Do not switch the whole network first.

Test on one device:

  1. Point your laptop or phone at the new DNS server.
  2. Confirm normal browsing still works.
  3. Confirm internal services still resolve.
  4. Confirm streaming and work devices are unaffected.
  5. Only then change the router-level setting.

This avoids turning a small experiment into a household support incident.


Snapshots are not backups

A snapshot is useful when you make a change and need to roll back quickly.
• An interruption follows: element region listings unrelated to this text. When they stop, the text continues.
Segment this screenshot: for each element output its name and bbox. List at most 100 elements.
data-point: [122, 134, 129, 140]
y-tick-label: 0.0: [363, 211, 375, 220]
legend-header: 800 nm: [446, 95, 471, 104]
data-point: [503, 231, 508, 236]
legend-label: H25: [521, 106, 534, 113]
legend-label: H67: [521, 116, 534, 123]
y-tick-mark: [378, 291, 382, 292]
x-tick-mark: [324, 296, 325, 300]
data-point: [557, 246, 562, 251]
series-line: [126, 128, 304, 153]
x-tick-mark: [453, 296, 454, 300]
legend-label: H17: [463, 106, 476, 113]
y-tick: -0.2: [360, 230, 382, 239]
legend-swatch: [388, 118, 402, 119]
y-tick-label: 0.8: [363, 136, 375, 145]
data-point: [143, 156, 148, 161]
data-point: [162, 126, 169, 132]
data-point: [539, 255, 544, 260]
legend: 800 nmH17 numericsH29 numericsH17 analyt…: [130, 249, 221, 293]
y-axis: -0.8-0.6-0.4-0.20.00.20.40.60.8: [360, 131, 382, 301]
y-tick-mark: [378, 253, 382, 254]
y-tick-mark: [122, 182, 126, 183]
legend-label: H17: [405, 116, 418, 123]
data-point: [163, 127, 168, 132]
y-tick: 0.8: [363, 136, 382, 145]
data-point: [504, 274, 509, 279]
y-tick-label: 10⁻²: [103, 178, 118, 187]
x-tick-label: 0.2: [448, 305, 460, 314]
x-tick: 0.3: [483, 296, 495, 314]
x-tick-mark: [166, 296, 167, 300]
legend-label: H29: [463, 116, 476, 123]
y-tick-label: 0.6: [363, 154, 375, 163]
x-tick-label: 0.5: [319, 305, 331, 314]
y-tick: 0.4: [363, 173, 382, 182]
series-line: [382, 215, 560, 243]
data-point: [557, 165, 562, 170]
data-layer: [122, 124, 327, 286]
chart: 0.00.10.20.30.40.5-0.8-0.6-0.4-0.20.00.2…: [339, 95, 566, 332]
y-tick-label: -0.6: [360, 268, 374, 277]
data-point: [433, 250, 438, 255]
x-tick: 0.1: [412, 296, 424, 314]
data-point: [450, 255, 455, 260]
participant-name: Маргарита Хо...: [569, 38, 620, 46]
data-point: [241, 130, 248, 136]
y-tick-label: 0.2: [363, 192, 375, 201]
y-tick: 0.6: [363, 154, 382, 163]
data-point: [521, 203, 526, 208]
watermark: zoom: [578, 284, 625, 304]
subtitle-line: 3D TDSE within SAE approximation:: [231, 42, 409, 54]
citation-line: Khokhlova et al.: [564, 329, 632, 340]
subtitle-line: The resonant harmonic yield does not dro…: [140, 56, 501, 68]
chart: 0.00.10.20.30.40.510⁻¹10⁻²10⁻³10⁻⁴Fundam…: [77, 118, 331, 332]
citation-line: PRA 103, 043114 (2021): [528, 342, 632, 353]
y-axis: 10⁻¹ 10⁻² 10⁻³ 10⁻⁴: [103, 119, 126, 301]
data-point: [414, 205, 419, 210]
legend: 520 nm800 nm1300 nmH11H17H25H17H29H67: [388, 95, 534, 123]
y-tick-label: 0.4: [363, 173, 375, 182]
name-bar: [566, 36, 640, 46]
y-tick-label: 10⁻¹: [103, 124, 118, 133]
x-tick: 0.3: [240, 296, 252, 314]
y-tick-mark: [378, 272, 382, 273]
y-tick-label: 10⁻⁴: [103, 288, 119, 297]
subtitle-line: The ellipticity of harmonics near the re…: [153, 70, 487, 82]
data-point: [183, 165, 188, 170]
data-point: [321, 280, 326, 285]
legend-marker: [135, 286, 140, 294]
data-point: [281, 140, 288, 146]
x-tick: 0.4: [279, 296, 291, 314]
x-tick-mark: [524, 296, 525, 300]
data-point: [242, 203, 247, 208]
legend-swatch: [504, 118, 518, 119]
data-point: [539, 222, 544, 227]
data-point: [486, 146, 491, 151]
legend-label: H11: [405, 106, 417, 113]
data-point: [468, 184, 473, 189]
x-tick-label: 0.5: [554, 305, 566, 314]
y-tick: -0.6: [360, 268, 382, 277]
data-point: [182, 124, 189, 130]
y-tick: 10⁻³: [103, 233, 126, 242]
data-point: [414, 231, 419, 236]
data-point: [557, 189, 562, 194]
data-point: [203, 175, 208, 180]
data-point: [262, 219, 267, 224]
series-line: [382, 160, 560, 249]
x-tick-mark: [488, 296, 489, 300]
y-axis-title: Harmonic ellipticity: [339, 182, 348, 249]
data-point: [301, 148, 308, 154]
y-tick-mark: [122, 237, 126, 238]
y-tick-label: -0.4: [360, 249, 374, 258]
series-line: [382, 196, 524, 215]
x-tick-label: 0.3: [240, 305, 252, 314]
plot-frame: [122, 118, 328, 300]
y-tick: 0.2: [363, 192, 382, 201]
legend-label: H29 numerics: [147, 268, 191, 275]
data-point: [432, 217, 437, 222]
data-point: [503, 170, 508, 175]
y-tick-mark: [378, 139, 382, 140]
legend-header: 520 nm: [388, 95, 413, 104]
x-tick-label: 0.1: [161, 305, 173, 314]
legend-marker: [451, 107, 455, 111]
A backup is useful when the disk dies, the host breaks, or the whole machine is lost.

Use both:

  • snapshots before risky changes
  • backups for anything you cannot recreate easily

For a practical backup model, see 3-2-1 Backups for Home Servers.

For the full comparison, see Proxmox Snapshots vs Backups: What Beginners Get Wrong.


A simple change checklist

Before a risky change, ask:

  • Do I have a snapshot?
  • Do I have a config backup?
  • Do I know how to roll back?
  • Is this a bad time for things to break?
  • Can I test this on a clone first?

After the change, check:

  • Does it work on my device?
  • Does it work on another device?
  • Does it still work after a reboot?
  • Did any unrelated service break?

If the answer is unclear, pause before making more changes.


Good times to take snapshots

Take snapshots before:

  • major package upgrades
  • application version upgrades
  • storage changes
  • network changes
  • database migrations
  • reverse proxy changes
  • authentication changes

Do not keep snapshots forever. They can consume storage and create a false sense of safety.

Keep the useful ones, remove the stale ones.


Next steps

Useful related guides:


Recap

Experiments are good.

Experiments without a safety net are just outages.

Use snapshots for quick rollback, clones for bigger experiments, and backups for real recovery.

Your homelab should make you want to tinker more, not make you scared to touch it.